The second Avigen trial is based on the non-surgical, radiological guided infusion into the hepatic artery of a recombinant adeno-associated virus vector driving a FIX minigene, an aantitrypsin promoter and an apolipoprotein E enhancer. The intrahepatic administration of the vector has been well tolerated with no untoward effects but three of the four patients had positive vector sequences in the semen for several weeks
[59].
The preliminary data of phase I trials of gene transfer in hemophiliacs, summarized in Table 1, are moderately encouraging, but several questions and issues remain. In terms of efficacy, the plasma levels of FVIII or FIX reached so far are less than those reached in animal models and are insufficient to free patients from the need of infusion of exogenous factors.
Sustained levels of at least 5% are needed to largely ameliorate the clinical phenotype and to guarantee that supplementary factors are required only for trauma or surgery. Moreover, the expression of the transgene has been relatively short-lasting in all the studies, at variance with the results obtained in animal studies. Promising new approaches currently in the preclinical phase are based on a gene delivery system based on insertion
into CD34 stem cells of a lentivirus vector similar to HIV but devoid of the genes involved in viral replication, and on the use of autologous blood outgrowth endothelial cells as the target of gene transfer.

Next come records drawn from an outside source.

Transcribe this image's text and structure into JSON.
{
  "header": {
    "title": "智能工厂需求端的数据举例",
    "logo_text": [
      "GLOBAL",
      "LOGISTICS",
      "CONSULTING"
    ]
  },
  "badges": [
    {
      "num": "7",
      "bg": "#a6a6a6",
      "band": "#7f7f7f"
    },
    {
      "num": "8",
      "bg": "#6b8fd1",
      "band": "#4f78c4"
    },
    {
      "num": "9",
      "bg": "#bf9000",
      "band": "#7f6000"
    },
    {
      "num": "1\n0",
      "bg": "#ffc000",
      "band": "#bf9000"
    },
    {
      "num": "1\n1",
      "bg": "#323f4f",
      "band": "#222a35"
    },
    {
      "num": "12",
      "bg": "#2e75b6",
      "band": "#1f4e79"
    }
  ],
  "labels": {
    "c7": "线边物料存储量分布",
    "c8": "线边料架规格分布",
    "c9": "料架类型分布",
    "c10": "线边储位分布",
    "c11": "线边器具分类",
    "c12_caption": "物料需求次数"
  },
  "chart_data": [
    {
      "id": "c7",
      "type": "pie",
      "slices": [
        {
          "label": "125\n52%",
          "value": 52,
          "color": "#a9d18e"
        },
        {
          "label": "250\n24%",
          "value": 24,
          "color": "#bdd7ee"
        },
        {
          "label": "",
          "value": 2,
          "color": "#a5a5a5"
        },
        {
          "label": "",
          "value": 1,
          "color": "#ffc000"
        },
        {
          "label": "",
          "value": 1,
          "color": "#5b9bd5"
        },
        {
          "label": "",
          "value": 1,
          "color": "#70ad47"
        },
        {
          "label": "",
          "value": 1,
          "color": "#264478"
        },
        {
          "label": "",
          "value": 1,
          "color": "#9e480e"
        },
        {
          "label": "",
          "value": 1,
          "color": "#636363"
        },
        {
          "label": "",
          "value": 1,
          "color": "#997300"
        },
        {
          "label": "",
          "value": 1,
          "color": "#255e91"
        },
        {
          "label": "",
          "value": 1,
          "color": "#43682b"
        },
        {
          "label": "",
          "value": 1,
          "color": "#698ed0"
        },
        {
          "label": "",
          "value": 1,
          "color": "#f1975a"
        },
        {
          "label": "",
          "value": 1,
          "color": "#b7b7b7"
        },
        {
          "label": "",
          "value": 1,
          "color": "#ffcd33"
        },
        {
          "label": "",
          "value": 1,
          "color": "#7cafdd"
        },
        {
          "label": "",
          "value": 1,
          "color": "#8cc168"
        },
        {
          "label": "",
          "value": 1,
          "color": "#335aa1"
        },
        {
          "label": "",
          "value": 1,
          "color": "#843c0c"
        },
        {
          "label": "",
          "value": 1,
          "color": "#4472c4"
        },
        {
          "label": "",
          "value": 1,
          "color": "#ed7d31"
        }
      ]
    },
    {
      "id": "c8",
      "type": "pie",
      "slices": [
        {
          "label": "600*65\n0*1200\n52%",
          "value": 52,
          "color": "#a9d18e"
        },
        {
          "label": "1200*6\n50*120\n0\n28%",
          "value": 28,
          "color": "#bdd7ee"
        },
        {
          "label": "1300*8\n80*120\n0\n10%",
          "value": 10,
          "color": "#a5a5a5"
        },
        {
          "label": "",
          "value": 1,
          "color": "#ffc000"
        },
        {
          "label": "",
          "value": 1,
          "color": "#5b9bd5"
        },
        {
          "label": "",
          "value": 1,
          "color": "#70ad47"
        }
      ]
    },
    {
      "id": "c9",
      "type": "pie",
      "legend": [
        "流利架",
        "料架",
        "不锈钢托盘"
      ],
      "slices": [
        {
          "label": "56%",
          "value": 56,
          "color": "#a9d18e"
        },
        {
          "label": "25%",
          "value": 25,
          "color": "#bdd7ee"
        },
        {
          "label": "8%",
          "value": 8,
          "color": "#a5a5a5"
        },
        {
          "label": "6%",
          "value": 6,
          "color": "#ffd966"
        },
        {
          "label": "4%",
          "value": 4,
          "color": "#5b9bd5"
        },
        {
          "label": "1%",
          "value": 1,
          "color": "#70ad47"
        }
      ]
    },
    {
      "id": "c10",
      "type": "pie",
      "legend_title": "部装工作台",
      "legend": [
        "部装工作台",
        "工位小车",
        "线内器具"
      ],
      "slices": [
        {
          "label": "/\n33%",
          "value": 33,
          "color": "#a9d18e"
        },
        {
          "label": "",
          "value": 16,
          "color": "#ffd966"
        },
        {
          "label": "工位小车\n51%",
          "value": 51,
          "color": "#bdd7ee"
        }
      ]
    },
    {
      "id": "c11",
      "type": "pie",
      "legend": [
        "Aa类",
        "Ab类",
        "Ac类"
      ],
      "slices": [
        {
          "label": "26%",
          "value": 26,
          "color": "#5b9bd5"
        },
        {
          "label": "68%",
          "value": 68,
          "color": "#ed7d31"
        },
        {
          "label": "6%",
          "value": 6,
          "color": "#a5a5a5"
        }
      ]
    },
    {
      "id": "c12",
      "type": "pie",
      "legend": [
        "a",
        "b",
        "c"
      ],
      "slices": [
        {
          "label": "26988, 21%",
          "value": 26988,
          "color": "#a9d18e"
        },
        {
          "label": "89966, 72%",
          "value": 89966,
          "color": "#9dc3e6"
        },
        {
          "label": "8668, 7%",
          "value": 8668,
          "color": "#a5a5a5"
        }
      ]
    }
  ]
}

In terms of safety, no inhibitor developed but this risk is still of concern, because the factor produced by the transgene may be more immunogenic than the natural factor. On the other hand the continued antigen presentation that occurs in gene transfer might decrease the likelihood of this complication. Small amounts of the viral genome detected in the semen of a few patients suggest that the risk of germline integration and
passage of the vector to descendants cannot be ruled out, even though it appears that the rate of spontaneous mutations in the human germline is greater than the apparent rate of germline integration. From the latter standpoint the ex vivo approaches based upon the use of transfected autologous fibroblasts, autologous
stem cells or blood outgrowth endothelial cells appear to be safer. Immunological reactions to the gene delivery system have so far only emerged with the adenovirus approach, but it is too early to exclude a significant impact. The potential for insertional mutagenesis is still a cause for concern, particularly after the availability of data obtained in the frame of a phase I trial of Moloney retrovirus carrying the interleukin receptor (ILR) gc cDNA. CD34 cells were obtained peripherally from patients with severe combined immunodeficiency, transduced
and reinjected. Two children initially treated at the age of 3 months developed T cell leukemia 2 years after the gene transfer. Based on the site of insertion of the gc cDNA transgene, it appears that this leukemia represents a case of insertional mutagenesis, and that the insertional mutation event conferred a survival advantage on leukemia cells which outgrewthe other cells.